A design team was subsequently appointed and the project had advanced to a stage one-two submission when the school was damaged by fire in 2001. Following this incident, the options open to the Department were to carry out re-instatement works on and extend the existing buildings or to provide a new building. In each of these scenarios, the school would be facilitated in temporary accommodation pending completion of the major works. It was envisaged that the cost of either option would be met partly from insurance money and partly from money that would be set aside under the capital programme. However, given the urgency of recommencing the school, the proceeds from the insurance claim were used by the VEC for the rental and installation of a significant amount of temporary accommodation, as well as for carrying out re-instatement works and upgrading external areas. The temporary accommodation in question is of a very high quality and has a long life span. Consequently, the Department of Education and Science subsequently purchased it outright at a cost of more than €300,000 in March of this year. It was made clear to the VEC at that time that the temporary accommodation combined with the re-instatement works would be capable of meeting the school's needs for the foreseeable future.

The Department continues to support minor improvement works at the school concerned.
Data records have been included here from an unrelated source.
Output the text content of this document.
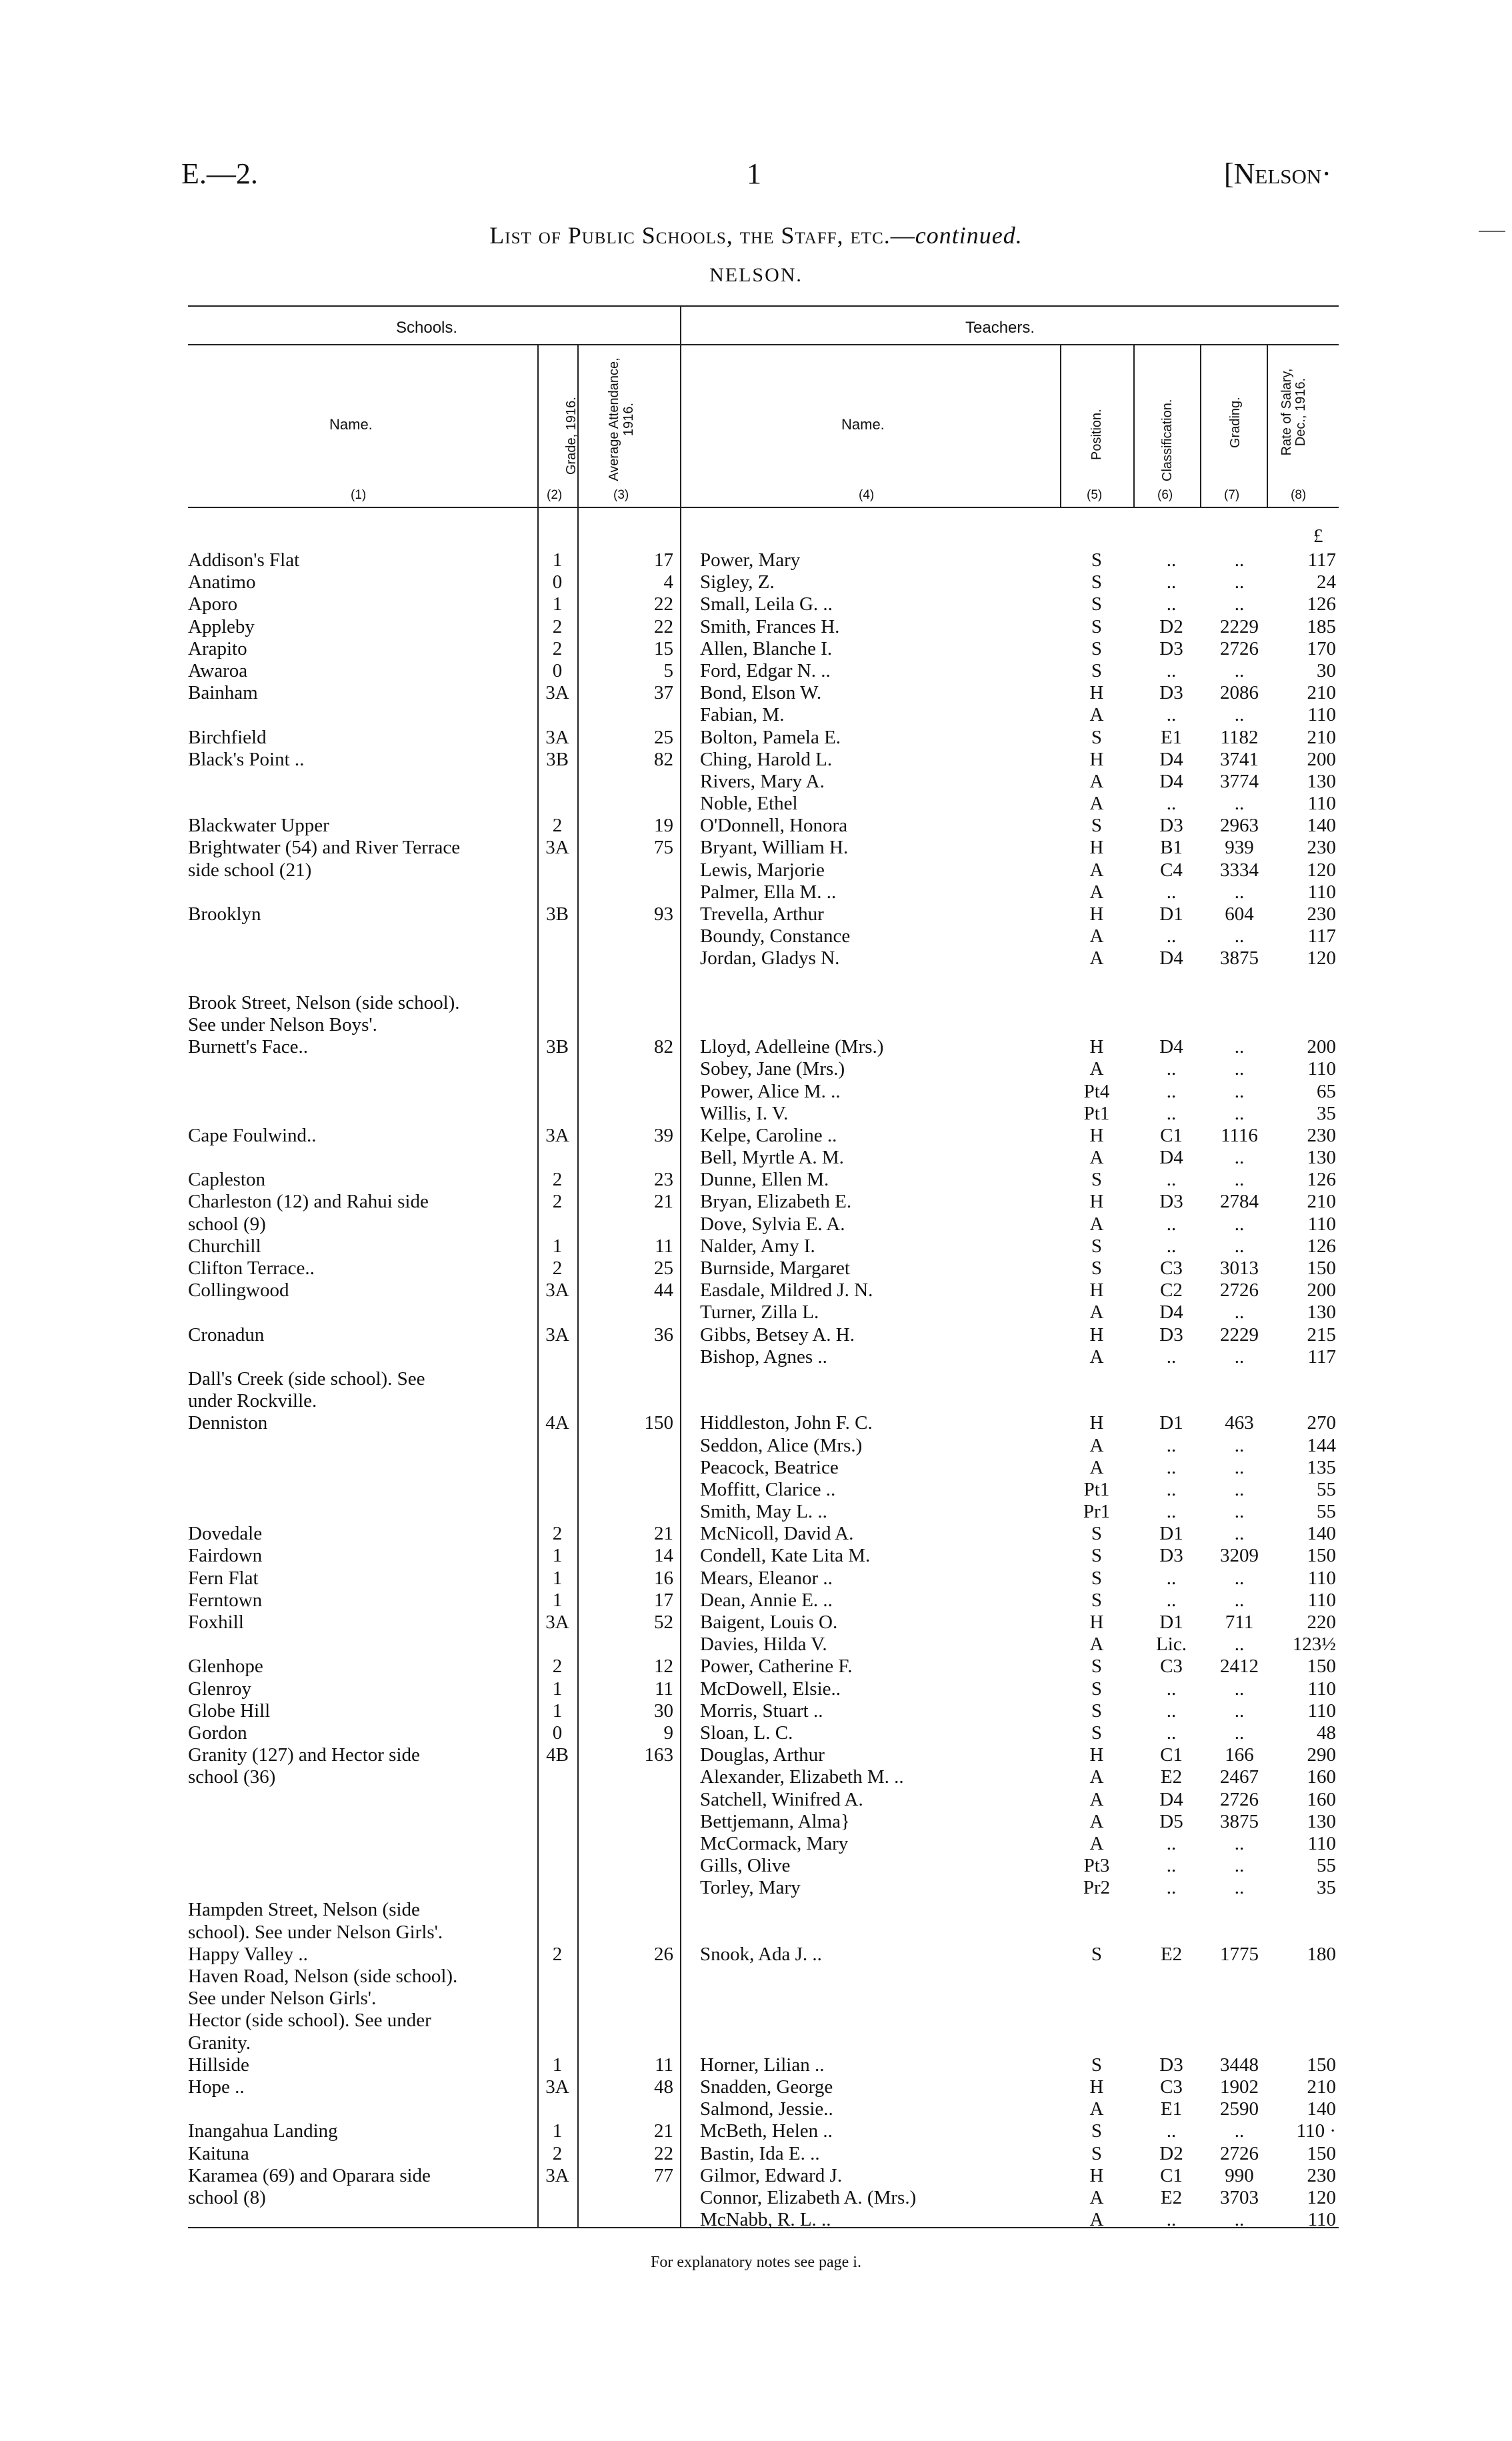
E.—2.	1	[Nelson·
List of Public Schools, the Staff, etc.—continued.
NELSON.
Schools.	Teachers.
Name.	Name.
Grade, 1916. Average Attendance, 1916.	Position.	Classification.	Grading.	Rate of Salary, Dec., 1916.
(1)	(2)	(3)	(4)	(5)	(6)	(7)	(8)
£
Addison's Flat	1	17 Power, Mary	S	..	..	117
Anatimo	0	4 Sigley, Z.	S	..	..	24
Aporo	1	22 Small, Leila G. ..	S	..	..	126
Appleby	2	22 Smith, Frances H.	S	D2	2229	185
Arapito	2	15 Allen, Blanche I.	S	D3	2726	170
Awaroa	0	5 Ford, Edgar N. ..	S	..	..	30
Bainham	3A	37 Bond, Elson W.	H	D3	2086	210
Fabian, M.	A	..	..	110
Birchfield	3A	25 Bolton, Pamela E.	S	E1	1182	210
Black's Point ..	3B	82 Ching, Harold L.	H	D4	3741	200
Rivers, Mary A.	A	D4	3774	130
Noble, Ethel	A	..	..	110
Blackwater Upper	2	19 O'Donnell, Honora	S	D3	2963	140
Brightwater (54) and River Terrace	3A	75 Bryant, William H.	H	B1	939	230
side school (21)	Lewis, Marjorie	A	C4	3334	120
Palmer, Ella M. ..	A	..	..	110
Brooklyn	3B	93 Trevella, Arthur	H	D1	604	230
Boundy, Constance	A	..	..	117
Jordan, Gladys N.	A	D4	3875	120
Brook Street, Nelson (side school).
See under Nelson Boys'.
Burnett's Face..	3B	82 Lloyd, Adelleine (Mrs.)	H	D4	..	200
Sobey, Jane (Mrs.)	A	..	..	110
Power, Alice M. ..	Pt4	..	..	65
Willis, I. V.	Pt1	..	..	35
Cape Foulwind..	3A	39 Kelpe, Caroline ..	H	C1	1116	230
Bell, Myrtle A. M.	A	D4	..	130
Capleston	2	23 Dunne, Ellen M.	S	..	..	126
Charleston (12) and Rahui side	2	21 Bryan, Elizabeth E.	H	D3	2784	210
school (9)	Dove, Sylvia E. A.	A	..	..	110
Churchill	1	11 Nalder, Amy I.	S	..	..	126
Clifton Terrace..	2	25 Burnside, Margaret	S	C3	3013	150
Collingwood	3A	44 Easdale, Mildred J. N.	H	C2	2726	200
Turner, Zilla L.	A	D4	..	130
Cronadun	3A	36 Gibbs, Betsey A. H.	H	D3	2229	215
Bishop, Agnes ..	A	..	..	117
Dall's Creek (side school). See
under Rockville.
Denniston	4A	150 Hiddleston, John F. C.	H	D1	463	270
Seddon, Alice (Mrs.)	A	..	..	144
Peacock, Beatrice	A	..	..	135
Moffitt, Clarice ..	Pt1	..	..	55
Smith, May L. ..	Pr1	..	..	55
Dovedale	2	21 McNicoll, David A.	S	D1	..	140
Fairdown	1	14 Condell, Kate Lita M.	S	D3	3209	150
Fern Flat	1	16 Mears, Eleanor ..	S	..	..	110
Ferntown	1	17 Dean, Annie E. ..	S	..	..	110
Foxhill	3A	52 Baigent, Louis O.	H	D1	711	220
Davies, Hilda V.	A	Lic.	..	123½
Glenhope	2	12 Power, Catherine F.	S	C3	2412	150
Glenroy	1	11 McDowell, Elsie..	S	..	..	110
Globe Hill	1	30 Morris, Stuart ..	S	..	..	110
Gordon	0	9 Sloan, L. C.	S	..	..	48
Granity (127) and Hector side	4B	163 Douglas, Arthur	H	C1	166	290
school (36)	Alexander, Elizabeth M. ..	A	E2	2467	160
Satchell, Winifred A.	A	D4	2726	160
Bettjemann, Alma}	A	D5	3875	130
McCormack, Mary	A	..	..	110
Gills, Olive	Pt3	..	..	55
Torley, Mary	Pr2	..	..	35
Hampden Street, Nelson (side
school). See under Nelson Girls'.
Happy Valley ..	2	26 Snook, Ada J. ..	S	E2	1775	180
Haven Road, Nelson (side school).
See under Nelson Girls'.
Hector (side school). See under
Granity.
Hillside	1	11 Horner, Lilian ..	S	D3	3448	150
Hope ..	3A	48 Snadden, George	H	C3	1902	210
Salmond, Jessie..	A	E1	2590	140
Inangahua Landing	1	21 McBeth, Helen ..	S	..	..	110 ·
Kaituna	2	22 Bastin, Ida E. ..	S	D2	2726	150
Karamea (69) and Oparara side	3A	77 Gilmor, Edward J.	H	C1	990	230
school (8)	Connor, Elizabeth A. (Mrs.)	A	E2	3703	120
McNabb, R. L. ..	A	..	..	110
For explanatory notes see page i.
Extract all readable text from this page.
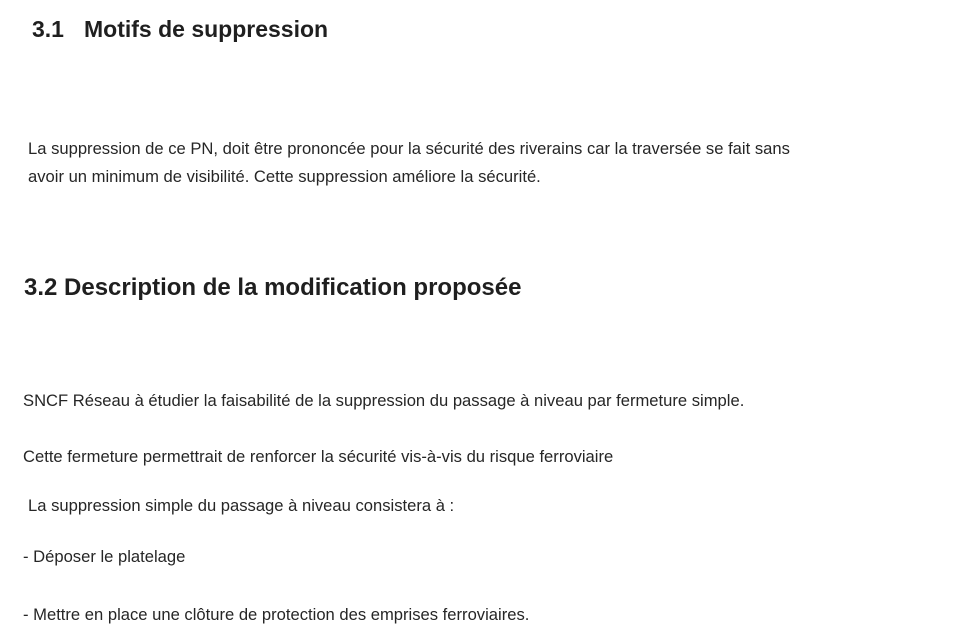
3.1 Motifs de suppression

La suppression de ce PN, doit être prononcée pour la sécurité des riverains car la traversée se fait sans
avoir un minimum de visibilité. Cette suppression améliore la sécurité.

3.2 Description de la modification proposée

SNCF Réseau à étudier la faisabilité de la suppression du passage à niveau par fermeture simple.

Cette fermeture permettrait de renforcer la sécurité vis-à-vis du risque ferroviaire

La suppression simple du passage à niveau consistera à :

- Déposer le platelage

- Mettre en place une clôture de protection des emprises ferroviaires.
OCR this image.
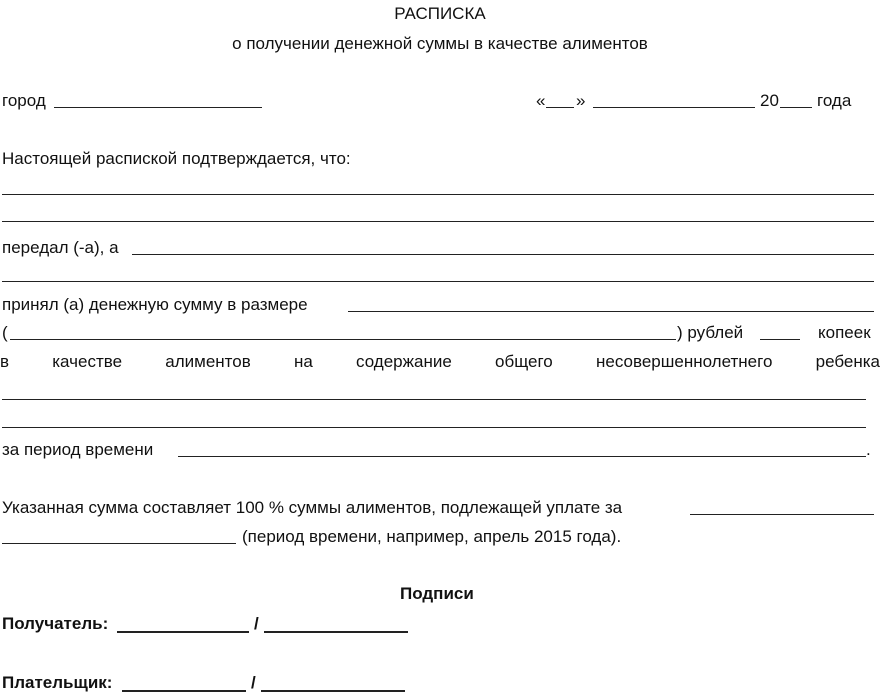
РАСПИСКА
о получении денежной суммы в качестве алиментов
город	« »	20 года
Настоящей распиской подтверждается, что:
передал (-а), а
принял (а) денежную сумму в размере
(	) рублей	копеек
в	качестве	алиментов	на	содержание	общего	несовершеннолетнего	ребенка
за период времени	.
Указанная сумма составляет 100 % суммы алиментов, подлежащей уплате за
(период времени, например, апрель 2015 года).
Подписи
Получатель:	/
Плательщик:	/
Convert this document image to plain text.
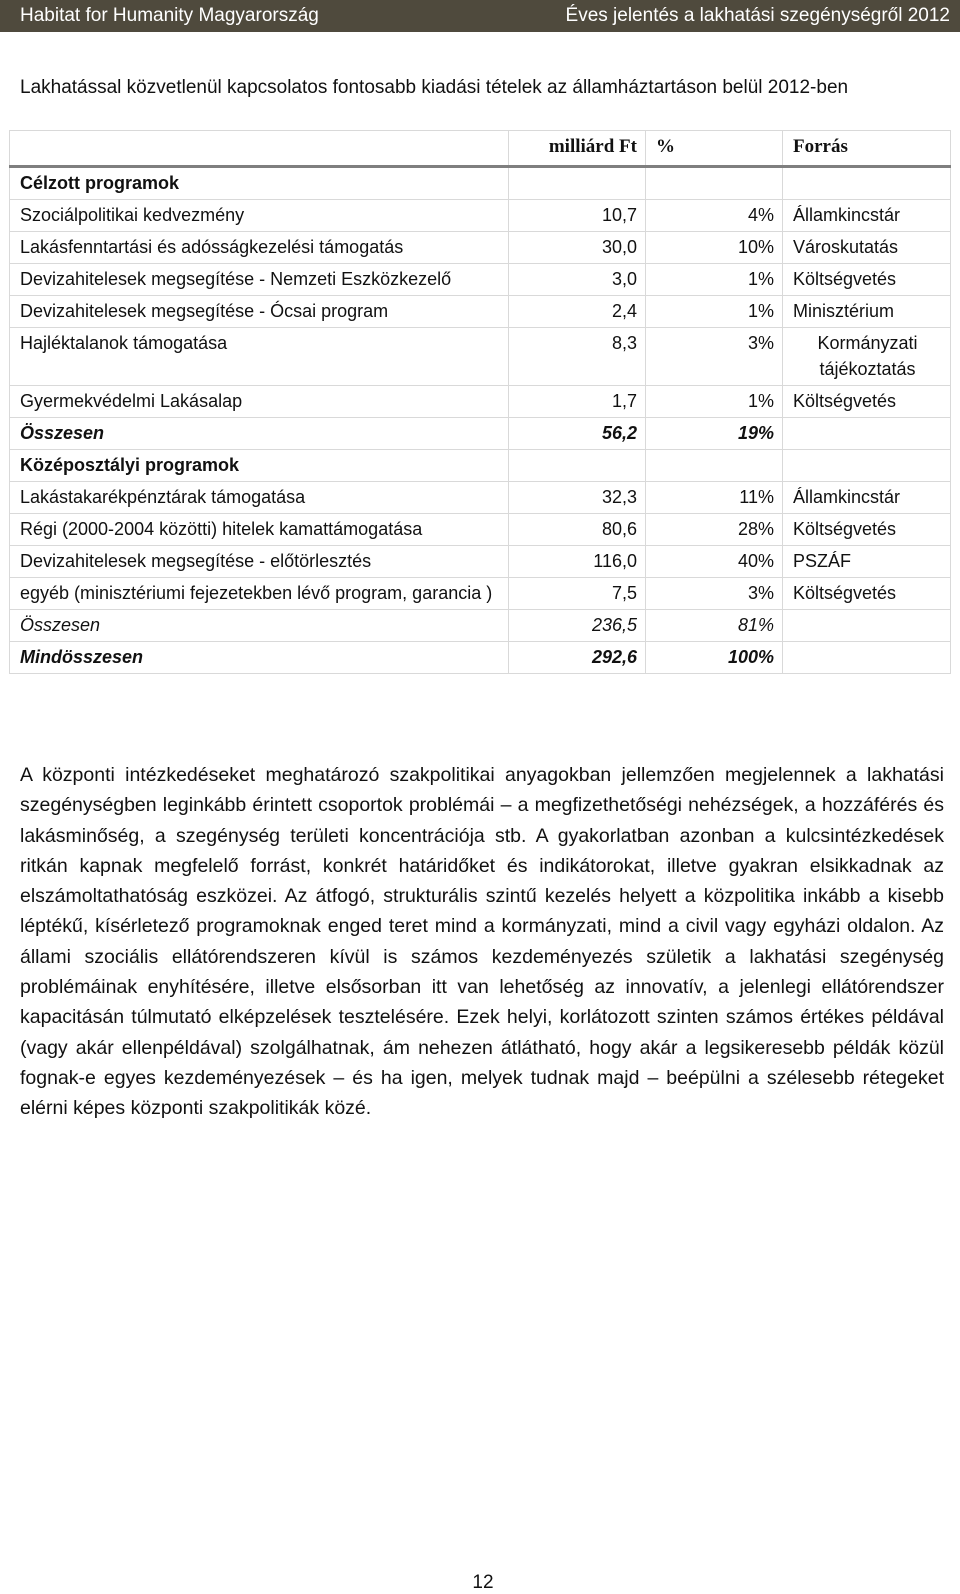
Habitat for Humanity Magyarország	Éves jelentés a lakhatási szegénységről 2012
Lakhatással közvetlenül kapcsolatos fontosabb kiadási tételek az államháztartáson belül 2012-ben
	milliárd Ft	%	Forrás
Célzott programok			
Szociálpolitikai kedvezmény	10,7	4%	Államkincstár
Lakásfenntartási és adósságkezelési támogatás	30,0	10%	Városkutatás
Devizahitelesek megsegítése - Nemzeti Eszközkezelő	3,0	1%	Költségvetés
Devizahitelesek megsegítése - Ócsai program	2,4	1%	Minisztérium
Hajléktalanok támogatása	8,3	3%	Kormányzati tájékoztatás
Gyermekvédelmi Lakásalap	1,7	1%	Költségvetés
Összesen	56,2	19%	
Középosztályi programok			
Lakástakarékpénztárak támogatása	32,3	11%	Államkincstár
Régi (2000-2004 közötti) hitelek kamattámogatása	80,6	28%	Költségvetés
Devizahitelesek megsegítése - előtörlesztés	116,0	40%	PSZÁF
egyéb (minisztériumi fejezetekben lévő program, garancia )	7,5	3%	Költségvetés
Összesen	236,5	81%	
Mindösszesen	292,6	100%	
A központi intézkedéseket meghatározó szakpolitikai anyagokban jellemzően megjelennek a lakhatási szegénységben leginkább érintett csoportok problémái – a megfizethetőségi nehézségek, a hozzáférés és lakásminőség, a szegénység területi koncentrációja stb. A gyakorlatban azonban a kulcsintézkedések ritkán kapnak megfelelő forrást, konkrét határidőket és indikátorokat, illetve gyakran elsikkadnak az elszámoltathatóság eszközei. Az átfogó, strukturális szintű kezelés helyett a közpolitika inkább a kisebb léptékű, kísérletező programoknak enged teret mind a kormányzati, mind a civil vagy egyházi oldalon. Az állami szociális ellátórendszeren kívül is számos kezdeményezés születik a lakhatási szegénység problémáinak enyhítésére, illetve elsősorban itt van lehetőség az innovatív, a jelenlegi ellátórendszer kapacitásán túlmutató elképzelések tesztelésére. Ezek helyi, korlátozott szinten számos értékes példával (vagy akár ellenpéldával) szolgálhatnak, ám nehezen átlátható, hogy akár a legsikeresebb példák közül fognak-e egyes kezdeményezések – és ha igen, melyek tudnak majd – beépülni a szélesebb rétegeket elérni képes központi szakpolitikák közé.
12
In this regard, roof repair works were carried out at a cost of €82,144 during 2004. In addition, under the summer works scheme for 2004, the Department grant aided an upgrade of the schools gas system at a cost of €15,000.

The school has applied under the 2005 summer works scheme for additional funding for further works and this will be considered in the context of an assessment of all applications received. The Department intends to publish a list of the successful applicants in February next.

I thank the Deputy once again for raising this matter in the House.